Great Wall Motor, China’s biggest maker of sport-utility vehicles, plans to roll out its first hydrogen-powered SUV this year.
The company will also deploy its hydrogen-powered cars during the Winter Olympics in China next year, Zhang Tianyu, head of FTXT Energy Technology, a Great Wall subsidiary, said in the city of Baoding on Monday during a media briefing to outline the automaker’s hydrogen strategy.
Great Wall has invested 2 billion yuan ($305 million) over the past five years to develop hydrogen power-related technologies that can be used for vehicles as well as marine and rail transport, Zhang said.
Founder Wei Jianjun added that Great Wall will invest another 3 billion yuan over the next three years and plans to become a top-three seller of hydrogen-powered automobiles by 2025.
“Development of the hydrogen-related industry will move forward as quickly as that for electric vehicles,” Wei said.
Great Wall has been stepping up spending to transform from a traditional vehicle assembler to a technology-driven mobility company.
It unveiled its Smart Coffee brand in July, calling it the “digital engine” of its transition, covering autonomous driving, electrical systems and smart cabins.
The company last month said it will work with Beijing-based Horizon Robotics to develop intelligent driving technologies, including self-driving systems.
China, the world’s biggest car market, is promoting the development of hydrogen-powered cars, trucks and buses, with the central government offering to reward cities that achieve adoption targets.
In a 15-year plan for new-energy vehicles released in November, China’s State Council said the country will focus on building the fuel-cell supply chain and developing hydrogen-powered trucks and buses.

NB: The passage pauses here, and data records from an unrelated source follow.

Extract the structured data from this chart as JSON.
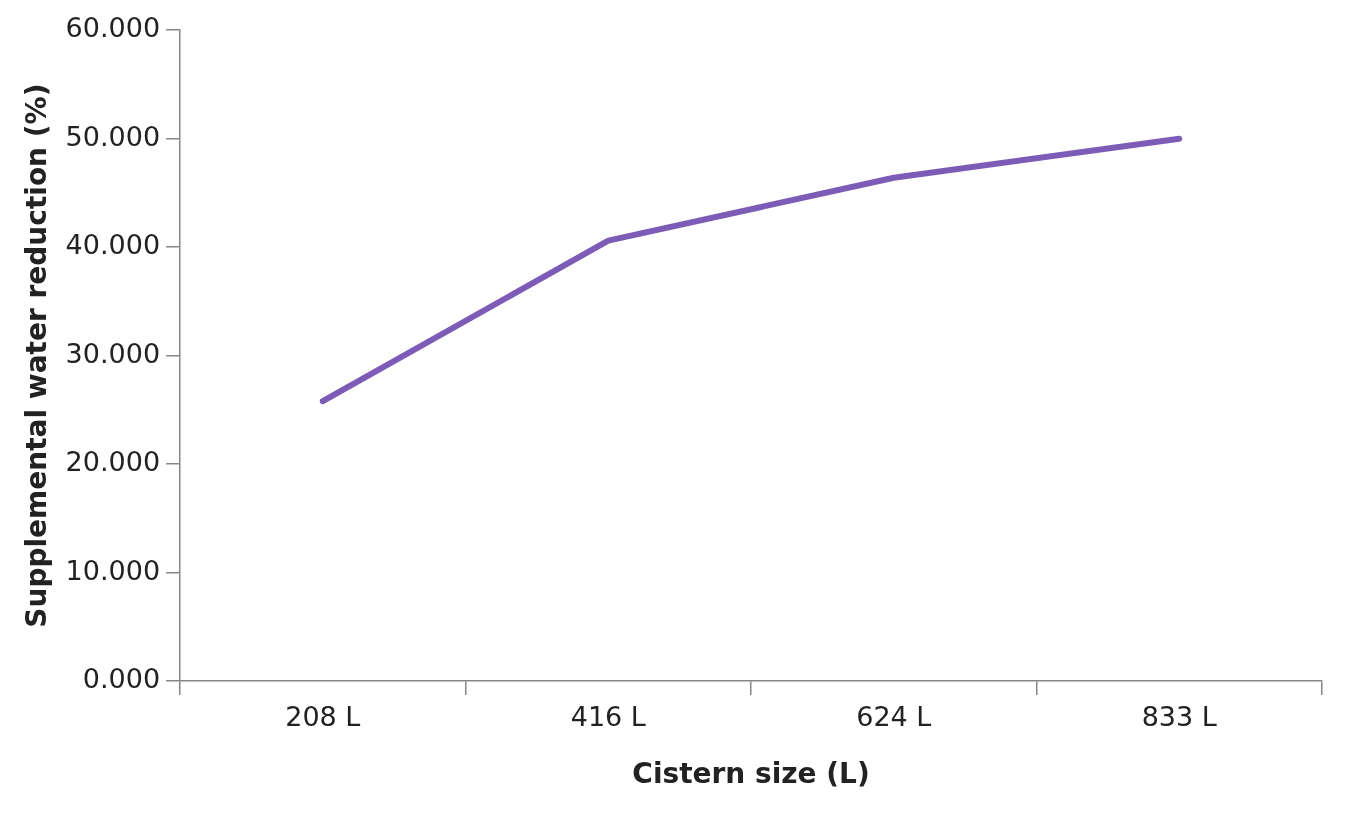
{
  "chart_data": {
    "type": "line",
    "xlabel": "Cistern size (L)",
    "ylabel": "Supplemental water reduction (%)",
    "categories": [
      "208 L",
      "416 L",
      "624 L",
      "833 L"
    ],
    "series": [
      {
        "color": "#7d5cb8",
        "values": [
          25.8,
          40.6,
          46.4,
          50.0
        ]
      }
    ],
    "ylim": [
      0,
      60
    ],
    "yticks": [
      {
        "value": 0,
        "label": "0.000"
      },
      {
        "value": 10,
        "label": "10.000"
      },
      {
        "value": 20,
        "label": "20.000"
      },
      {
        "value": 30,
        "label": "30.000"
      },
      {
        "value": 40,
        "label": "40.000"
      },
      {
        "value": 50,
        "label": "50.000"
      },
      {
        "value": 60,
        "label": "60.000"
      }
    ],
    "grid": false,
    "legend": false,
    "marker": "none",
    "line_style": "solid"
  }
}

President Xi Jinping in September set a 2030 deadline for China to begin reducing carbon emissions.
Electric vehicle pioneer Elon Musk has famously dismissed hydrogen cars as “mind-bogglingly stupid.” Earlier this month, the Tesla Inc. chief executive pushed back against views that hydrogen was the future, telling an audience in China that instead he was a big believer in solar and wind paired with stationary battery storage, and all transport being electric, with the exception of rockets.
Hydrogen is cleaner than gasoline and doesn’t require a massive battery or the expensive lithium and recycling headaches that go with it.
However, producing the fuel is expensive, both in carbon and dollars.
China wants 1 million fuel-cell vehicles on the roads within a decade and is spending hundreds of millions of yuan to subsidize purchases and spur research and development.
As seen with battery-powered cars, a slew of startups and established companies are trying to capitalize on the policies.
Responding to government initiatives, China’s biggest automakers are accelerating their push into alternative energy.
SAIC Motor, the largest Chinese automaker, said last year it plans to gain 10% of China’s hydrogen-vehicle market by 2025. The company will add at least 10 hydrogen models over the next five years, it said.
The nascent hydrogen-vehicle market globally is dominated by companies such as Toyota Motor Corp. and Canada’s Ballard Power Systems Inc.